Carol Howard Merritt: Marvelous Mrs. Maisel, can you save us from being hot messes?

 

My daughter and I were watching "Marvelous Mrs. Maisel" when Midge Maisel pulled out her measuring tape and began to write down the size of her ankles, calves, and thighs. While she checked her proportions, we laughed at the ridiculousness of it.

Then my daughter said, "Actually. I kind of like that she's vain and not shallow. She has substance. They don't make characters like that." I looked at the beautiful young woman next to me and smiled. She grew up with the train wrecks of Miley Cyrus and Lindsay Lohan. Now she inhabits the world of Lena Dunham and Amy Schumer-highly talented women who love to portray themselves as hot messes.

I've been having an ongoing conversation with Cindy Wang Brandt about this "hot mess" phenomenon in our world of religious writing. (Cindy sent this to me this morning.) I first felt it when I was looking for agents. I had countless conversations about my marketability as a human. My brand. My hook. I was told, "Don't write that you're a pastor. Women pastors don't sell."

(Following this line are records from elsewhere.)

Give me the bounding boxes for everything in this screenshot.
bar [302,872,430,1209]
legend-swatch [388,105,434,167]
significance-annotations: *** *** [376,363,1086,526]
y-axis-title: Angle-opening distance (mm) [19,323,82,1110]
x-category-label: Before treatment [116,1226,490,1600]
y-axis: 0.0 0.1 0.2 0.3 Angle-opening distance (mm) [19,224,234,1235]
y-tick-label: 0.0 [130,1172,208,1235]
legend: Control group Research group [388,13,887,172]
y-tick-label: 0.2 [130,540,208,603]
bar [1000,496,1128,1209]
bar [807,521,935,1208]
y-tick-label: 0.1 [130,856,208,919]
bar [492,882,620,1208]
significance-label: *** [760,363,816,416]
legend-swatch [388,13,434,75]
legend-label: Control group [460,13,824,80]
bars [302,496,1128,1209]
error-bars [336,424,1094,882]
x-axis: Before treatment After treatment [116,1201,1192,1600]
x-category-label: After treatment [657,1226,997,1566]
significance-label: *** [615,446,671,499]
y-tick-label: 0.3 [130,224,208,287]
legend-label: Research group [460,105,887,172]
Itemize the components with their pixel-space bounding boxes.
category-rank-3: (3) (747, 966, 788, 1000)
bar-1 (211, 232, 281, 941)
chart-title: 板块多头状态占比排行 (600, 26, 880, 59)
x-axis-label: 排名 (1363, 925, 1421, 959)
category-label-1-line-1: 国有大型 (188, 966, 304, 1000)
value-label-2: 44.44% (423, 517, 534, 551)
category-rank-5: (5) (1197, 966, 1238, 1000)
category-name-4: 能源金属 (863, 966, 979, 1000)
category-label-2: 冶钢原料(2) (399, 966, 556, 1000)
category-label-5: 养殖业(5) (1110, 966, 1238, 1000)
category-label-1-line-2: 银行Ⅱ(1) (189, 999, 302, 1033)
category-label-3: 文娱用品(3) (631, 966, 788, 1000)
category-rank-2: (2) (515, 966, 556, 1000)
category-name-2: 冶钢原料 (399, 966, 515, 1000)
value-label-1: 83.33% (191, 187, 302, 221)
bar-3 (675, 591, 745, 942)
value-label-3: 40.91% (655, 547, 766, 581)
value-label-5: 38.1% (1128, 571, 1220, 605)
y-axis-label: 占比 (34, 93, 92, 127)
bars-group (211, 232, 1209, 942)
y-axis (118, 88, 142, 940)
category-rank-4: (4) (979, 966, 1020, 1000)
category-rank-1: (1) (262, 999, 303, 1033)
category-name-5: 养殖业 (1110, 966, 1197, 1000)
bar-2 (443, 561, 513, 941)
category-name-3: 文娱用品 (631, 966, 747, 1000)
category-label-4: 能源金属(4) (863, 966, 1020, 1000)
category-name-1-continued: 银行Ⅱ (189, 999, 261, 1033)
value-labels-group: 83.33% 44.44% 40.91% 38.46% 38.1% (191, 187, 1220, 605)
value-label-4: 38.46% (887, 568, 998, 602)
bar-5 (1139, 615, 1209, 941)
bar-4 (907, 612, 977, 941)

I looked around at all of the successful women spiritual writers and found prolific, talented "hot messes." Then this amorphous discomfort became concrete when someone tweeted a Kate Bowler lecture about it.

Don't get me wrong. I welcomed the "hot mess" thing. When I got married, Martha Stewart was our cultural icon. I remember a close friend almost had a nervous breakdown while making pecan garland from Martha's magazine. Let that sink in. She was trying to drill holes through hard nuts for a string to put over her fireplace. Back then, we didn't even have Instagram or Pinterest to show off those decorations. That's how weird those days were.

Of course, then Martha spent some time in the slammer and started cooking with Snoop Dog. And everything became right with the world. We all took a deep breath and quit trying to present Christmas dinner like we live on a grand estate in Connecticut. White women became more relatable in general. Mostly because we were all screwed up.

Unfortunately, we were no longer strong women facing messy situations. We became the mess. Of course, I'm painting with a white-washed broad brush. I cannot ignore the glowing queens of this age-Beyonce and Meghan Markle-who have no time for this nonsense.

We turned back to the television. Midge Maisel has a waist the size of a dime and goes through ridiculous shenanigans so that her husband won't ever see her without a full face of makeup. Then she tries to find her voice, persona, and even her name. She's fighting back the social constraints of the 50's, while she remains utterly reliant on them. She gets in a few great Jewish jokes about Methodists. By the end of the season, Midge manages to be ravenous and unkempt at the breakfast table. She becomes hungry, it seems, to stop pretending that she is something that she is not. Her imperfections show.

But this is the difference.  For Mrs. Maisel, the mess of life is something that happens to her. It is not her. She is resilient. She has depth.

And now, I'm wondering, could Mrs. Maisel swing the pendulum again? Can women be smart, deep, funny-and even pastors-when life throws a whole lot of hot mess at us?